Zülfü Livaneli * Toplumu Kim Böldü

Tarih, kendi ikbali uğruna toplumda ikilik yaratarak gerilimi tırmandıran felaket simsarı siyasetçilerle doludur.
Biz de böyle bir süreçten geçiyoruz.
Baksanıza, Çanakkale gibi kutsal bir anma töreni bile dinciler-laikler olarak ikiye bölünmüş.
Bin yıldır Müslüman olan Türkiye, sanki İslam'ı yeniden keşfediyormuş gibi kamplara ayrıldı.
On yıl öncesine kadar hiç bilmediğimiz ayrılık tohumları ekilerek halk birbirine düşürüldü.
***
Osmanlı da aynen böyle dize getirilmişti.
O dönemde bilinen petrolün yüzde 55'ine sahip olan bu muazzam devleti yıkmak için çok plan-program yapıldı.
O dönemde söyleseler belki de "komplo teorisi" sanılacak birçok gizli planı, bugün bütün ayrıntılarıyla okuyoruz.
Batı devletleri Rus Çarlığıyla el ele vermiş Osmanlı'yı yıkmanın çarelerini araştırıyordu.
Buldukları çare neydi dersiniz?
Osmanlı halkını birbirine düşürmek, ayrılıkları körüklemek, kutuplaşma yaratmak ve sonra da bu insanları birbirine kırdırmak.
Osmanlı devleti, o dönemde "anasır" yani unsurlar denilen, değişik din ve kavimleri içinde barındırıyordu.
İşe önce buradan başladılar. Yüzlerce yıl birlikte yaşamış insanların dinî ve etnik kimliklerini tahrik ettiler.
Önce yayınlar, sonra kışkırtmalar, daha sonra da silahlar çıktı ortaya.
Rumeli'den Arabistan'a, Kafkasya'dan Anadolu'ya kadar birçok Osmanlı mülkünde kardeş kardeşi kırdı, komşu komşuyu öldürdü.
İttihat ve Terakki hareketinin ilk amacı bu değişik unsurlar arısındaki "ittihadı" yani birliği sağlamaktı. Adını da buradan almıştı ama sonra iş çığrından çıktı.
Türk, Kürt, Ermeni, Sırp, Yunan, Rum, Arap, Makedon, Hırvat gibi birçok Osmanlı halkı, "Allah yarattı!" demeden birbirine saldırdı.

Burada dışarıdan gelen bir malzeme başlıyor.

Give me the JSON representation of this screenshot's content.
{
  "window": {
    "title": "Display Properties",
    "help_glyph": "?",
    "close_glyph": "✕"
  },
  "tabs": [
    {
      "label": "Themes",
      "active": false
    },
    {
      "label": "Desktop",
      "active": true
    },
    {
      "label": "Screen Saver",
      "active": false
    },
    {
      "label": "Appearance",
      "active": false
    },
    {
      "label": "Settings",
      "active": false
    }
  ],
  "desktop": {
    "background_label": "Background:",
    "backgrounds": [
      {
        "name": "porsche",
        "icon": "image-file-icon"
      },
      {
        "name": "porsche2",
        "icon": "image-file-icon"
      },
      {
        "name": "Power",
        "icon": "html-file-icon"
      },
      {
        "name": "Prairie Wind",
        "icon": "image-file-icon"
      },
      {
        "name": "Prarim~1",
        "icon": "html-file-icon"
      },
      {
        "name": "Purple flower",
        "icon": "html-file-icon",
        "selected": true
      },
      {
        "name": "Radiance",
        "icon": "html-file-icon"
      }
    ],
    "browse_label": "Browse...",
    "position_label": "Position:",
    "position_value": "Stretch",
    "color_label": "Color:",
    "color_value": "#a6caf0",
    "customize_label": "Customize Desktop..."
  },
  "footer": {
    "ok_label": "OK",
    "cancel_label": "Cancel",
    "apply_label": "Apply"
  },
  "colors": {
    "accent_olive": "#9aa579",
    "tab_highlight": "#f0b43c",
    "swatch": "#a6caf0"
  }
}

Eskiden kendisine "Osmanlı" diyen, bu ortak adla tanımlanmaktan rahatsızlık duymayan halk kitleleri, dini ve etnik kimliklerini ön plana çıkararak bölünmeye, parçalanmaya doğru sürüklendiler.
Sonuç herkes için bir felaket oldu.
***
Yıllardır hep aynı soruyu sorup duruyorum:
Bu toplumda Refah-AKP hareketi öncesinde laik-dinci kutuplaşması var mıydı?
İnsanlar, giyimleri kuşamları ve tavırlarıyla birbirinden nefret edecek kadar ayrışmış mıydı?
Mahalleler bölünmüş müydü?
Siyaset "cihat" haline getirilmiş miydi?
Vicdan sahibi bir tek insan bile çıkıp bu soruya "Evet" diyemez.
Bu ülke; on binlerce camiyle, devlet memurlarının da gittiği cuma namazlarıyla, orucuyla, toplumdan saygı gören hacı amcaları hacı teyzeleriyle; fitresiyle zekâtıyla, Kuran kurslarıyla, din dersleriyle, devlet radyo televizyonlarından yayınlanan mevlitleriyle zaten Müslümandı.
Siyasi rant için halkı bölen siyasetçiler yüzünden bugünlere geldik.